Systematic Reviews
Copyright ©The Author(s) 2019. Published by Baishideng Publishing Group Inc. All rights reserved.
World J Psychiatr. Oct 19, 2019; 9(6): 83-98
Published online Oct 19, 2019. doi: 10.5498/wjp.v9.i6.83
Dissociation and disasters: A systematic review
Fatih Canan, Carol S North
Fatih Canan, Carol S North, The Altshuler Center for Education & Research at Metrocare Services, Dallas, TX 75390, United States
Fatih Canan, Carol S North, Department of Psychiatry, The University of Texas Southwestern Medical Center, Dallas, TX 75390, United States
Author contributions: Canan F and North CS were responsible for the study conception and design and writing of the manuscript.
Conflict-of-interest statement: The authors report having no conflicts of interest.
PRISMA 2009 Checklist statement: The authors have read the PRISMA 2009 Checklist, and the manuscript was prepared and revised according to the PRISMA 2009 Checklist.
Open-Access: This article is an open-access article that was selected by an in-house editor and fully peer-reviewed by external reviewers.

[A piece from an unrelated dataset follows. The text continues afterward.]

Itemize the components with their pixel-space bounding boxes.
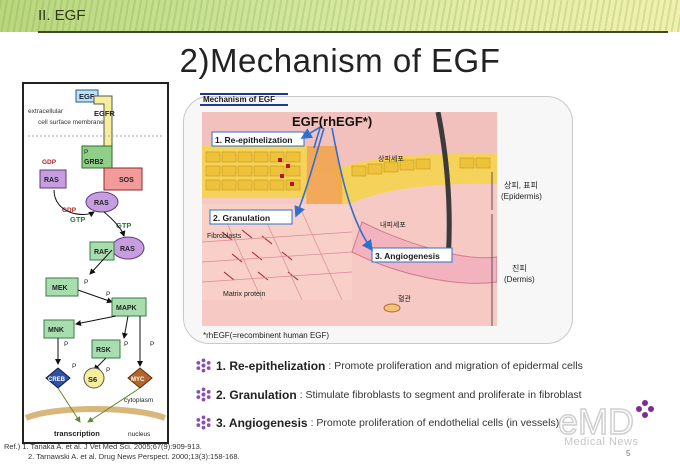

It is distributed in accordance with the Creative Commons Attribution Non Commercial (CC BY-NC 4.0) license, which permits others to distribute, remix, adapt, build upon this work non-commercially, and license their derivative works on different terms, provided the original work is properly cited and the use is non-commercial. See: http://creativecommons.org/licenses/by-nc/4.0/
Corresponding author: Fatih Canan, MD, Postdoctoral Fellow, Department of Psychiatry, University of Texas Southwestern Medical Center, 5323 Harry Hines Blvd., Suite NE5.102, Dallas, TX 75390, United States. fatihcanan@gmail.com
Telephone: +1-214-6485378 Fax: +1-214-6485599
Received: April 9, 2019
Peer-review started: April 12, 2019
First decision: June 6, 2019
Revised: July 3, 2019
Accepted: August 21, 2019
Article in press: August 21, 2019
Published online: October 19, 2019
Processing time: 190 Days and 6.9 Hours
ARTICLE HIGHLIGHTS
Research background

Trauma has long been assumed to be causally associated with the development of dissociation. If trauma causes dissociation, then dissociation would be expected to emerge in disaster-exposed populations.

Research motivation

Although some studies have investigated dissociation in disaster survivors, no prior reviews have been published specifically on dissociation associated with disasters.

Research objectives

This review aimed to systematically evaluate existing studies on dissociation in disaster-exposed populations and to examine the relationship between dissociation and exposure to disaster.

Research methods

A systematic search was performed using Embase, Medline, and PsychINFO databases to identify studies reporting on dissociative disorders or symptoms after disasters in adult or child disaster survivors and rescue/recovery workers. The search used the following key terms: “disaster*,” “dissociat*,” “multiple personality,” “fugue,” “psychogenic amnesia,” “derealization,” and “depersonalization”. Only studies in English and those with a sample size of 30 or more were considered. Studies of military conflicts and war were excluded.

Research results

The final review contained 53 articles, more than two-thirds (68%) reporting dissociation in adults, about one-tenth (9%) in children or adolescents, and about one-fourth (23%) in rescue/recovery workers, involving many different types of disasters. None of the included studies assessed or provided data on dissociative disorders; all used self-report symptom scales. Only two studies focused primarily on dissociation as a disaster outcome. Many of the samples had no disaster trauma exposures or only some members with exposures, and some studies did not differentiate exposure to disaster trauma from other disaster-related stressors. Most of the disaster studies compared dissociation with posttraumatic stress and did not find consistent associations between these two entities. A wide range of other psychiatric disorders, symptoms, and negative emotional, cognitive, and functional states were found to be associated with dissociation in disaster-exposed populations.

Research conclusions

The existing body of research on dissociation as an outcome of disaster is fraught with serious methodological limitations in sampling, assessment of dissociation and other psychopathology, and unwarranted causal assumptions. The magnitude of these limitations precludes definitive conclusions regarding whether dissociation is an established outcome of disaster.

Research perspectives

Methodologically rigorous research that provide systematic diagnostic assessment of dissociative disorders such as structured interviews is needed to determine the prevalence of dissociative phenomena after disasters and their relationship to trauma exposure. Further nosological research is needed to adequately differentiate between benign/normative and pathological dissociative responses to disaster trauma exposure. Also, important methodological limitations identified in the studies reviewed should be addressed in future research on the relationship of dissociation and disasters.